MA Music: Musicology pathway
The Musicology pathway is designed to develop students' skills across a wide variety of musicological methods, theories and approaches, and to provide balanced and comprehensive training for those who wish to pursue future research degrees.
All MA in Music students take an introductory course in Research Skills for Musicians during the first semester. Source Study introduces students to different categories of musicological sources and discusses issues arising from these. It acquaints students with the nature of source materials for different repertoires and with the ways in which these may inform performance or musicological approaches to those repertoires.
Two "Readings and Repertoires" units introduce students to a wide variety of topics and approaches. Every discipline has its ‘state of the art’. The intellectual positions, debates and contentions, creative and interpretive practices of today are founded both on primary sources – which might come from a wide range of historical and cultural origins – and on the cumulative network of understandings and responses leading to the present day. These foundational units build your knowledge and understanding and engagement in that state of the art.
Together with these mandatory units, all Musicology pathway students are offered a choice of optional units in the Music Department.

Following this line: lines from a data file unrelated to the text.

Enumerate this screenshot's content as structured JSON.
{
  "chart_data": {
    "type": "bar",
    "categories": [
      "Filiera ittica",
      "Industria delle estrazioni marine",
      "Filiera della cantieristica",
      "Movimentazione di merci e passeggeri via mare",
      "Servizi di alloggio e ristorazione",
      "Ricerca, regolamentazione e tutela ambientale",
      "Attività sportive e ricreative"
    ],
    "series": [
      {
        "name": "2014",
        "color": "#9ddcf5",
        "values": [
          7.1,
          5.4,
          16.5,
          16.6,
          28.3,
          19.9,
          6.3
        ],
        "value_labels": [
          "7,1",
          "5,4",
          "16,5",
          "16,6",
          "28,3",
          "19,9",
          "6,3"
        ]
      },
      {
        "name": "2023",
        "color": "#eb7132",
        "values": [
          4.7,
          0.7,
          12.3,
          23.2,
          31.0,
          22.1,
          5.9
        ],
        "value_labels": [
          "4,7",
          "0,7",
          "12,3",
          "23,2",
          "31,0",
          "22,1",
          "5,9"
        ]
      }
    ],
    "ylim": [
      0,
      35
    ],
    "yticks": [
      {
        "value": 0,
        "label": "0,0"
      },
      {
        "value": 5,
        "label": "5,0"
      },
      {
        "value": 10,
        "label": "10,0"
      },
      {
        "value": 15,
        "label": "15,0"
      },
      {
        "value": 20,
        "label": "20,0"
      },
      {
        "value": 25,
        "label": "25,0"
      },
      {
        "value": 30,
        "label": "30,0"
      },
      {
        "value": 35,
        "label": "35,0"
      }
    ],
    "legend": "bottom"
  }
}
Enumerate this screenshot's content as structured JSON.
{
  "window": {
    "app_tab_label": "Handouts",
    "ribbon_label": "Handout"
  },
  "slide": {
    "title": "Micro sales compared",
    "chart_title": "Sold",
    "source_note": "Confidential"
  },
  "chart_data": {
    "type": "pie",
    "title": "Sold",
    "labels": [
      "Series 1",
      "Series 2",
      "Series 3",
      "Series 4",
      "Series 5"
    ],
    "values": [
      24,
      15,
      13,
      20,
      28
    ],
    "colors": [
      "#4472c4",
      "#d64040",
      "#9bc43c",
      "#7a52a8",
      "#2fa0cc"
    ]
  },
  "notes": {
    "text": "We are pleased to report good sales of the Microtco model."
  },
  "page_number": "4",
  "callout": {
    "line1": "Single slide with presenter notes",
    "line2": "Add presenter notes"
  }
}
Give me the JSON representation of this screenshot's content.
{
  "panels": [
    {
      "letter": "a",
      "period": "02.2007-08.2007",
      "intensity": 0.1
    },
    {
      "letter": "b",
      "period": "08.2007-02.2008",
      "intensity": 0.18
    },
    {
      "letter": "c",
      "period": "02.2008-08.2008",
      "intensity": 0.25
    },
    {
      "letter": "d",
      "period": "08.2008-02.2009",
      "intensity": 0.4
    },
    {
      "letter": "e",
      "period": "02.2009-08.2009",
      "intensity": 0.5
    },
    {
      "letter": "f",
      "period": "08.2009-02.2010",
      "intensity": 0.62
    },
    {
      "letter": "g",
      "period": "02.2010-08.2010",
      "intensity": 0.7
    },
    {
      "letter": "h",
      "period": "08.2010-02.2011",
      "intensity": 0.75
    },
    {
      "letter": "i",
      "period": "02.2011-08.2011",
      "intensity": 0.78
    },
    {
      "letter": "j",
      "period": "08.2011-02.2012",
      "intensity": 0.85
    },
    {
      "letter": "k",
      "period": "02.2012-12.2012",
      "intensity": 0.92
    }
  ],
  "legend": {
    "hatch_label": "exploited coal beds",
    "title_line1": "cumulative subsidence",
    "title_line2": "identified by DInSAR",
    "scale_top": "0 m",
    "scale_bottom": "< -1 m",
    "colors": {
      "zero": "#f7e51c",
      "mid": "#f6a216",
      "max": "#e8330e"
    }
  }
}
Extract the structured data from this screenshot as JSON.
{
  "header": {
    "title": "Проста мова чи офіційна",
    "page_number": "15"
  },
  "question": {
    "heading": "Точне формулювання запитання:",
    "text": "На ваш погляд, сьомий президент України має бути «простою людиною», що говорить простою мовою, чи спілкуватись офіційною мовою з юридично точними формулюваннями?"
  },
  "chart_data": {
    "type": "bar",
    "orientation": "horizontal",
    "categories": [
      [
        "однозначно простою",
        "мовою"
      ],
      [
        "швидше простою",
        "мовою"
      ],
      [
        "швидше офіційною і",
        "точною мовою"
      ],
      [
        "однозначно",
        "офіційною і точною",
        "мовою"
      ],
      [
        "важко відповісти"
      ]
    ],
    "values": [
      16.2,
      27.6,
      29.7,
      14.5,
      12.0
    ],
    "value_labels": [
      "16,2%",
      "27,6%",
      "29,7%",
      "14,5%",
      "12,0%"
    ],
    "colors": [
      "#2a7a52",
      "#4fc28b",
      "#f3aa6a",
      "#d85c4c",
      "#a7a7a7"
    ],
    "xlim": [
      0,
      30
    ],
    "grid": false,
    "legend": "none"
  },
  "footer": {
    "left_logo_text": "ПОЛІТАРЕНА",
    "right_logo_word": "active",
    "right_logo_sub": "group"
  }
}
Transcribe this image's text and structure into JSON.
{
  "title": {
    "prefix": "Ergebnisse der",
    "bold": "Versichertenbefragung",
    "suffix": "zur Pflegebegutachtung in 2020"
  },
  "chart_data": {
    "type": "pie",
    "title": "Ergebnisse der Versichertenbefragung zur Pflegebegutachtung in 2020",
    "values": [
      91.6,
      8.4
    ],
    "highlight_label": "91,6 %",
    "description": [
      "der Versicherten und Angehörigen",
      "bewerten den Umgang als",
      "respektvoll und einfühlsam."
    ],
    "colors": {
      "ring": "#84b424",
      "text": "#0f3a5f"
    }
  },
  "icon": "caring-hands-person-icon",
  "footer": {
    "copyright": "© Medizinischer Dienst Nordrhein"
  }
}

In the course of these units, you will come into contact with the specialised research areas of members of staff in the Department, and start to formulate a topic for your own dissertation, written in the summer.
Main features
- Weekly research seminar series given by resident and guest speakers in the Music Department as well as regular seminars elsewhere in the Faculty of Arts.
- Specialist supervision from academics with research interests from the 9th to the 21st Centuries.
- Units tailored to provide the grounding for further study.
- Emphasis on small-group discussion.